Serta tatanan hukum adat yang lebih tinggi lagi! Bak petuah, "gadang diambah, tinggi dianjuang, balabiah manukuk, sentiang dibilai".
Petitih ini menjadi acuan aturan hukum adat ini. Sadanciang bak basi, saciok bak ayam, dengan terjemahannya mengandung makna leksikal, tidak nyata, tapi sangat diperlukan.
Nyaris semua aturan adat minangkabau tidak memiliki nomor Undang undang dan pasal, melainkan tatanan hukum adat Minangkabau berasal dari petatah-petitih.
Petatah itulah yang menjadi pedoman pelaksanaan yang telah digaris bawahi.
Sehingga pucuk pimpinan adat ini berlaku dengan ke toko-han, takah, dan tageh. Tokoh-"mereka dapat menjadi panutan anak dan keponakan".
Takah-tongkrongan membawakan isyarat tertentu, "tagak mahajan tuah, duduk maukua jarak".
Sedangkan, tageh-dalam bentuk pendalaman pengalaman, sehingga ketegasannya menjadi acuan dan ukuran, "bersikap tegas dalam melaksanakan kebenaran".

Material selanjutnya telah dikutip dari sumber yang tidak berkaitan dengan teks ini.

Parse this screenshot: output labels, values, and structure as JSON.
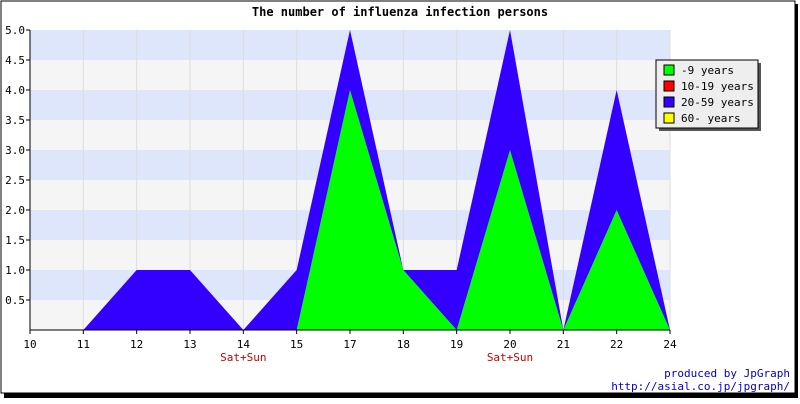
{
  "chart_data": {
    "type": "area",
    "stacked": true,
    "title": "The number of influenza infection persons",
    "xlabel": "",
    "ylabel": "",
    "x": [
      "10",
      "11",
      "12",
      "13",
      "14",
      "15",
      "17",
      "18",
      "19",
      "20",
      "21",
      "22",
      "24"
    ],
    "sub_labels": [
      "",
      "",
      "",
      "",
      "Sat+Sun",
      "",
      "",
      "",
      "",
      "Sat+Sun",
      "",
      "",
      ""
    ],
    "ylim": [
      0,
      5.0
    ],
    "yticks": [
      "0.5",
      "1.0",
      "1.5",
      "2.0",
      "2.5",
      "3.0",
      "3.5",
      "4.0",
      "4.5",
      "5.0"
    ],
    "grid": true,
    "legend_position": "top-right",
    "series": [
      {
        "name": "-9 years",
        "color": "#00ff00",
        "values": [
          0,
          0,
          0,
          0,
          0,
          0,
          4,
          1,
          0,
          3,
          0,
          2,
          0
        ]
      },
      {
        "name": "10-19 years",
        "color": "#ff0000",
        "values": [
          0,
          0,
          0,
          0,
          0,
          0,
          0,
          0,
          0,
          0,
          0,
          0,
          0
        ]
      },
      {
        "name": "20-59 years",
        "color": "#3300ff",
        "values": [
          0,
          0,
          1,
          1,
          0,
          1,
          1,
          0,
          1,
          2,
          0,
          2,
          0
        ]
      },
      {
        "name": "60- years",
        "color": "#ffff00",
        "values": [
          0,
          0,
          0,
          0,
          0,
          0,
          0,
          0,
          0,
          0,
          0,
          0,
          0
        ]
      }
    ]
  },
  "credits": {
    "line1": "produced by JpGraph",
    "line2": "http://asial.co.jp/jpgraph/"
  }
}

Ketegasan ini teramat diperlukan dalam melaksanakan aturan hukum adat yang lebih luas. Berdasarkan pucuk pimpinan adat komunal sangat diperlukan bagi orang yang memiliki silsilah dari keturunan kerajaan yang syah di masanya. Dapat diakui semua pihak bagi kultur ini, baik sebagai pimpinan adatbini secara menyeluruh maupun pimpinan adat paling terendahnya seperti ketua KAN. Seyogianya tak memiliki silsilah dari unsur keturunan kerajaan, tetapi sebuah pengakuan yang ditandai plakat hibah dari silsilah keturunan kerajaan yang syah dalam memimpin kepemerintahan adat ini.

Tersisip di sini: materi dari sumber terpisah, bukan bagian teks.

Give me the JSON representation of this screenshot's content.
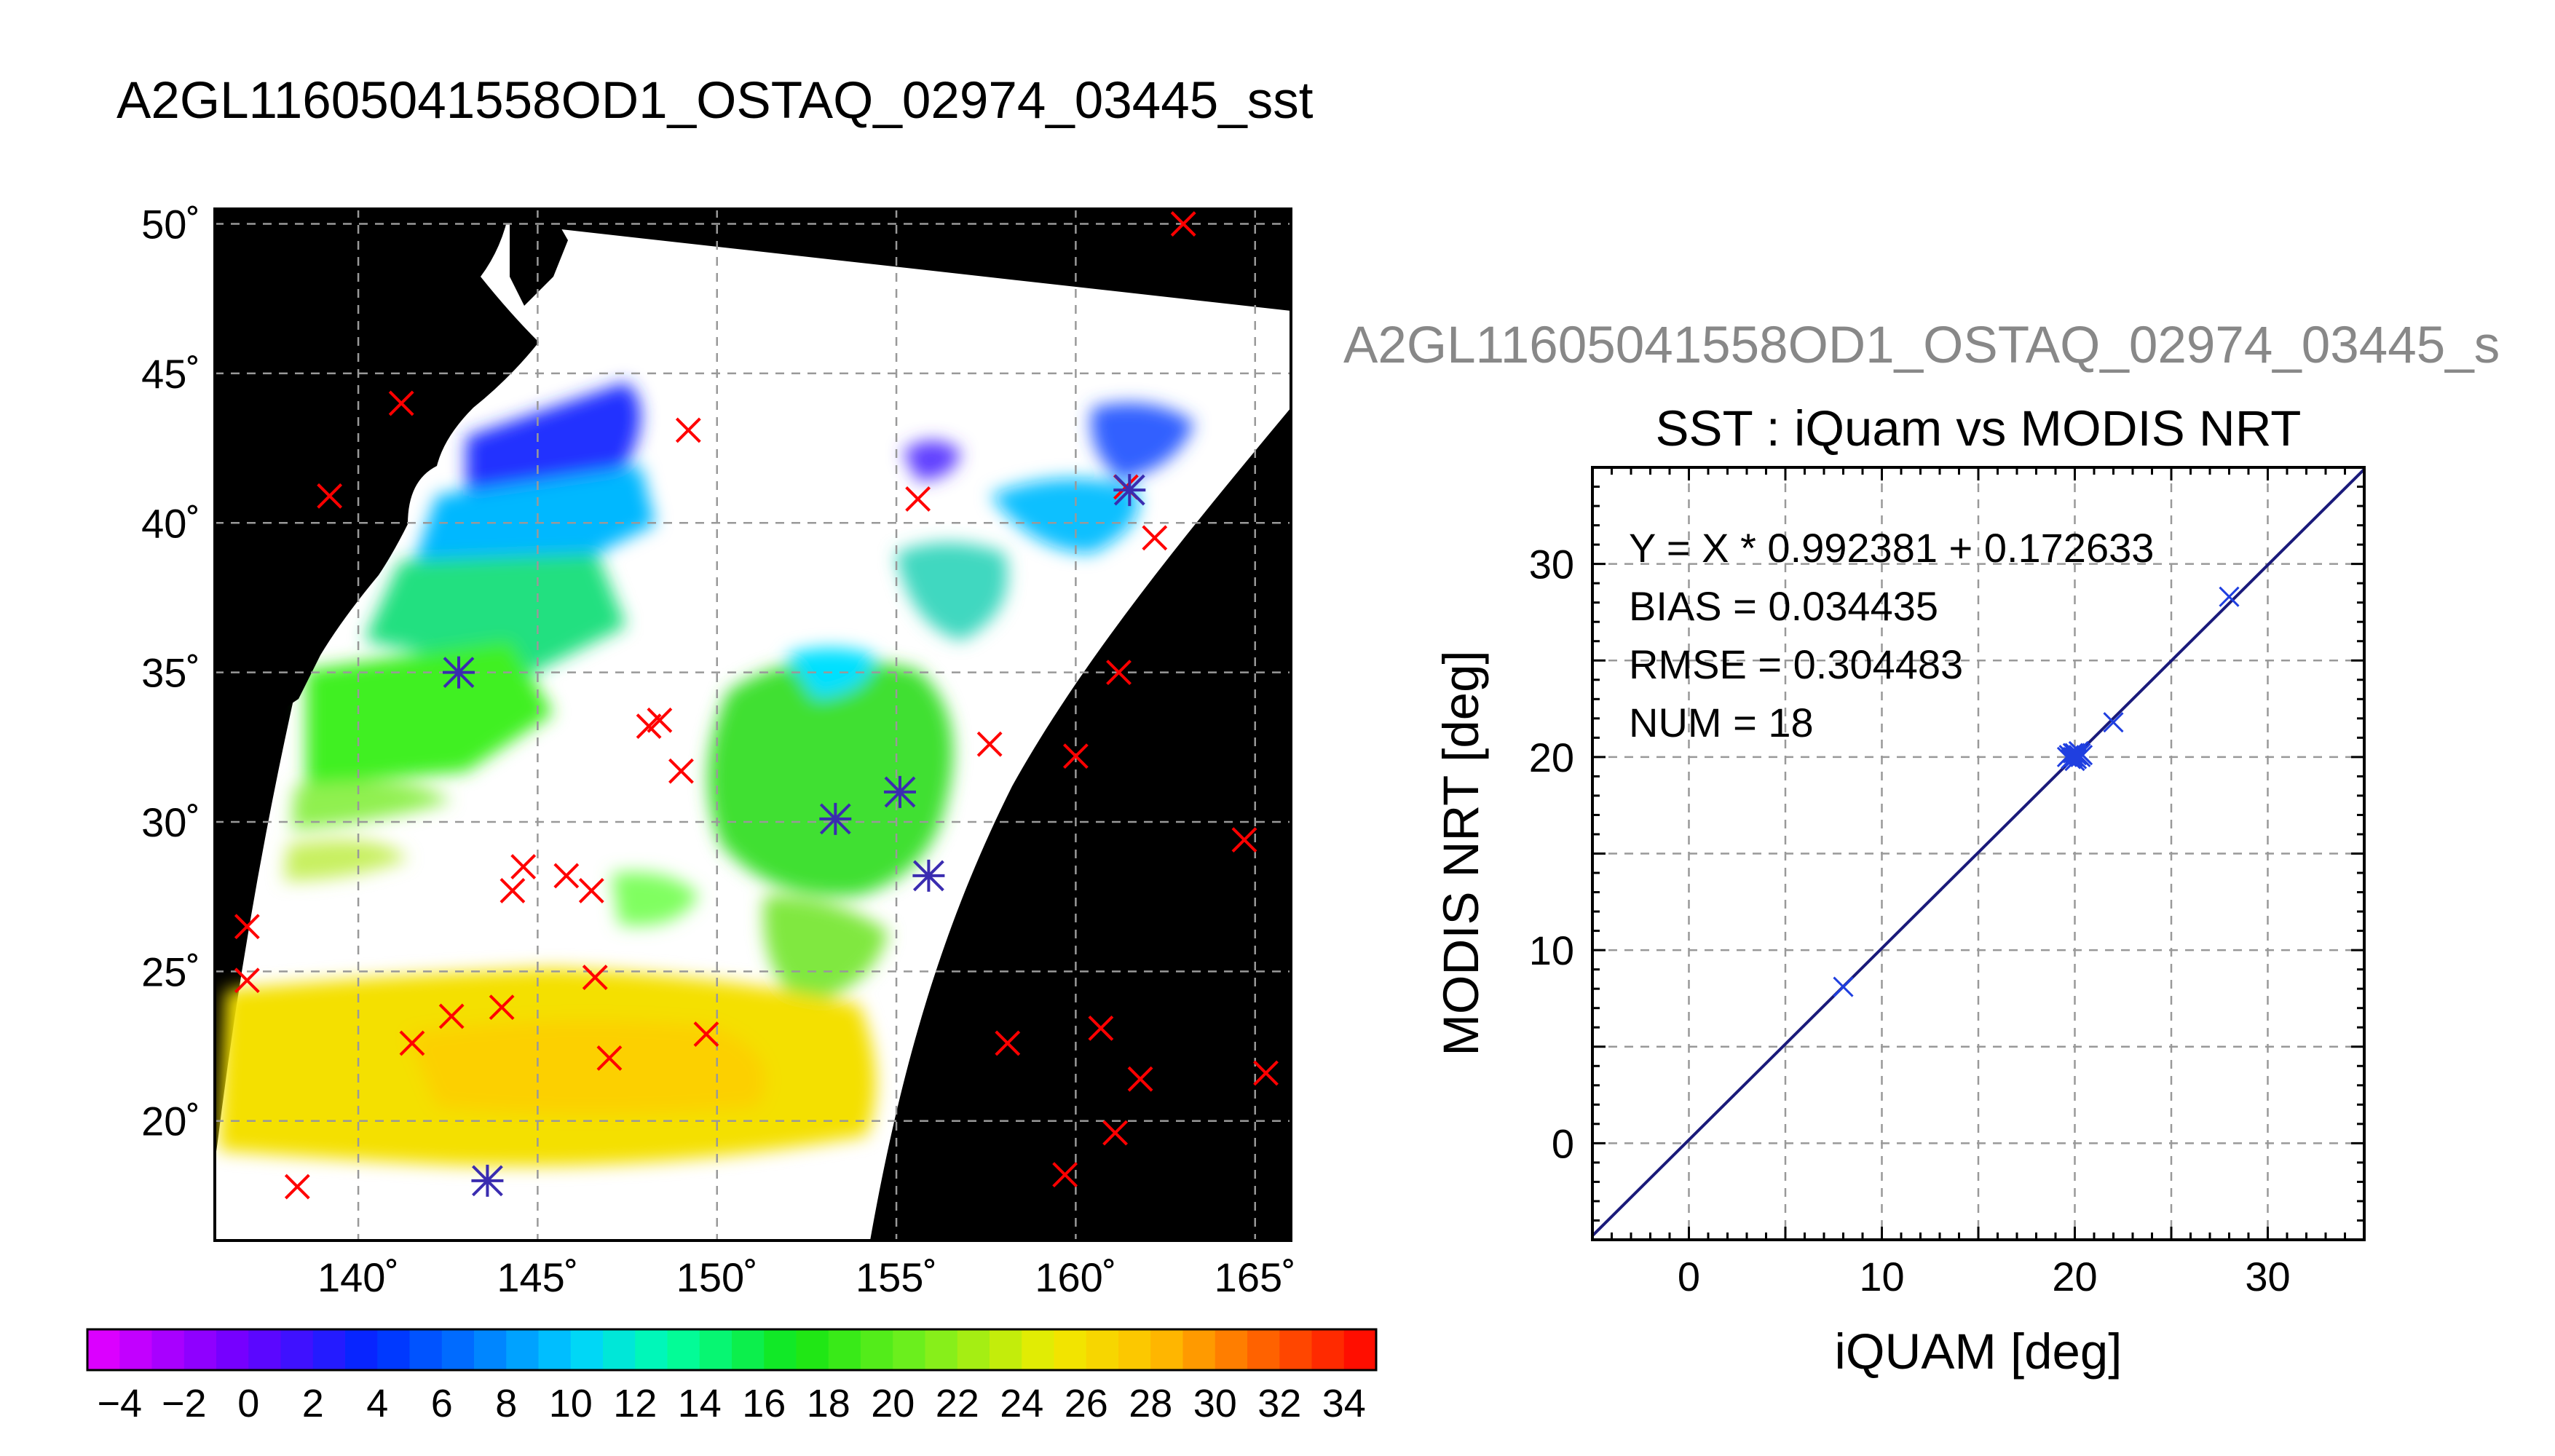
{
  "page_title": "A2GL11605041558OD1_OSTAQ_02974_03445_sst",
  "colors": {
    "land": "#000000",
    "no_data": "#ffffff",
    "insitu_marker": "#ff0000",
    "matchup_marker": "#3a2cb0",
    "fit_line": "#1a1a7a",
    "scatter_marker": "#1f3fe0",
    "subtitle_gray": "#888888"
  },
  "chart_data": [
    {
      "type": "map",
      "title": "",
      "lon_range": [
        136,
        166
      ],
      "lat_range": [
        16,
        50.5
      ],
      "lon_ticks": [
        140,
        145,
        150,
        155,
        160,
        165
      ],
      "lon_tick_labels": [
        "140˚",
        "145˚",
        "150˚",
        "155˚",
        "160˚",
        "165˚"
      ],
      "lat_ticks": [
        20,
        25,
        30,
        35,
        40,
        45,
        50
      ],
      "lat_tick_labels": [
        "20˚",
        "25˚",
        "30˚",
        "35˚",
        "40˚",
        "45˚",
        "50˚"
      ],
      "grid": true,
      "insitu_points": [
        [
          163.0,
          50.0
        ],
        [
          141.2,
          44.0
        ],
        [
          149.2,
          43.1
        ],
        [
          139.2,
          40.9
        ],
        [
          155.6,
          40.8
        ],
        [
          161.4,
          41.2
        ],
        [
          162.2,
          39.5
        ],
        [
          161.2,
          35.0
        ],
        [
          148.1,
          33.2
        ],
        [
          148.4,
          33.4
        ],
        [
          157.6,
          32.6
        ],
        [
          160.0,
          32.2
        ],
        [
          149.0,
          31.7
        ],
        [
          144.6,
          28.5
        ],
        [
          144.3,
          27.7
        ],
        [
          145.8,
          28.2
        ],
        [
          146.5,
          27.7
        ],
        [
          136.9,
          26.5
        ],
        [
          136.9,
          24.7
        ],
        [
          146.6,
          24.8
        ],
        [
          141.5,
          22.6
        ],
        [
          142.6,
          23.5
        ],
        [
          144.0,
          23.8
        ],
        [
          147.0,
          22.1
        ],
        [
          149.7,
          22.9
        ],
        [
          158.1,
          22.6
        ],
        [
          160.7,
          23.1
        ],
        [
          161.8,
          21.4
        ],
        [
          165.3,
          21.6
        ],
        [
          164.7,
          29.4
        ],
        [
          161.1,
          19.6
        ],
        [
          159.7,
          18.2
        ],
        [
          138.3,
          17.8
        ]
      ],
      "matchup_points": [
        [
          142.8,
          35.0
        ],
        [
          153.3,
          30.1
        ],
        [
          155.1,
          31.0
        ],
        [
          155.9,
          28.2
        ],
        [
          143.6,
          18.0
        ],
        [
          161.5,
          41.1
        ]
      ],
      "colorbar": {
        "min": -5,
        "max": 35,
        "step": 1,
        "tick_labels": [
          "−4",
          "−2",
          "0",
          "2",
          "4",
          "6",
          "8",
          "10",
          "12",
          "14",
          "16",
          "18",
          "20",
          "22",
          "24",
          "26",
          "28",
          "30",
          "32",
          "34"
        ]
      }
    },
    {
      "type": "scatter",
      "header": "A2GL11605041558OD1_OSTAQ_02974_03445_s",
      "title": "SST : iQuam vs MODIS NRT",
      "xlabel": "iQUAM [deg]",
      "ylabel": "MODIS NRT [deg]",
      "xlim": [
        -5,
        35
      ],
      "ylim": [
        -5,
        35
      ],
      "x_ticks": [
        0,
        10,
        20,
        30
      ],
      "y_ticks": [
        0,
        10,
        20,
        30
      ],
      "grid": true,
      "points": [
        {
          "x": 8.0,
          "y": 8.1
        },
        {
          "x": 19.7,
          "y": 20.1
        },
        {
          "x": 19.9,
          "y": 20.0
        },
        {
          "x": 20.0,
          "y": 20.2
        },
        {
          "x": 20.1,
          "y": 19.9
        },
        {
          "x": 20.2,
          "y": 20.1
        },
        {
          "x": 20.3,
          "y": 20.0
        },
        {
          "x": 19.8,
          "y": 19.9
        },
        {
          "x": 20.0,
          "y": 20.0
        },
        {
          "x": 20.2,
          "y": 20.3
        },
        {
          "x": 20.1,
          "y": 20.1
        },
        {
          "x": 19.9,
          "y": 20.2
        },
        {
          "x": 20.4,
          "y": 20.1
        },
        {
          "x": 19.6,
          "y": 20.0
        },
        {
          "x": 20.0,
          "y": 19.8
        },
        {
          "x": 20.3,
          "y": 20.2
        },
        {
          "x": 22.0,
          "y": 21.8
        },
        {
          "x": 28.0,
          "y": 28.3
        }
      ],
      "fit": {
        "slope": 0.992381,
        "intercept": 0.172633
      },
      "stats": {
        "equation": "Y = X * 0.992381 + 0.172633",
        "bias": "BIAS = 0.034435",
        "rmse": "RMSE = 0.304483",
        "num": "NUM = 18"
      }
    }
  ]
}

Sehingga pemerintah konvensional dalam permohonan pimpinan adat untuk memperoleh "patigan" menjadi pertimbangan tanpa penolakan.
Alhasil, penerimaan "Patigan" bukanlah semata buat pengayaan sosial bagi kultur ini secara sempit tetapi mengandung makna yang lebih luas. Penerimaan "Patigan" menjadi support buat biaya pendidikan dan penguatan permodalan ekonomi bersama dan perorangan dengan landasan kelompok komunal dalam penggalangan ekonomi kultur tanpa dibebani dengan riba.
Sehingga penerimaan "Patigan" dari sumber penghasilan kekayaan leluhur "tanah Ulayat komunal" berdampak positif mendorong konsep "empat pilar pembangunan kebangsaan".
Ranahnya bukan semata di kultur Minangkabau, tetapi kultur yang lain seyogianya ingin melakukan konsep serupa yang terdapat pada daerah lain bak petuah, "lain lubuk lain ikan, lain padang lain belalang", maka kultur tersebut telah ikut melaksanakan konsep, "empat pilar pembangunan kebangsaan".(*).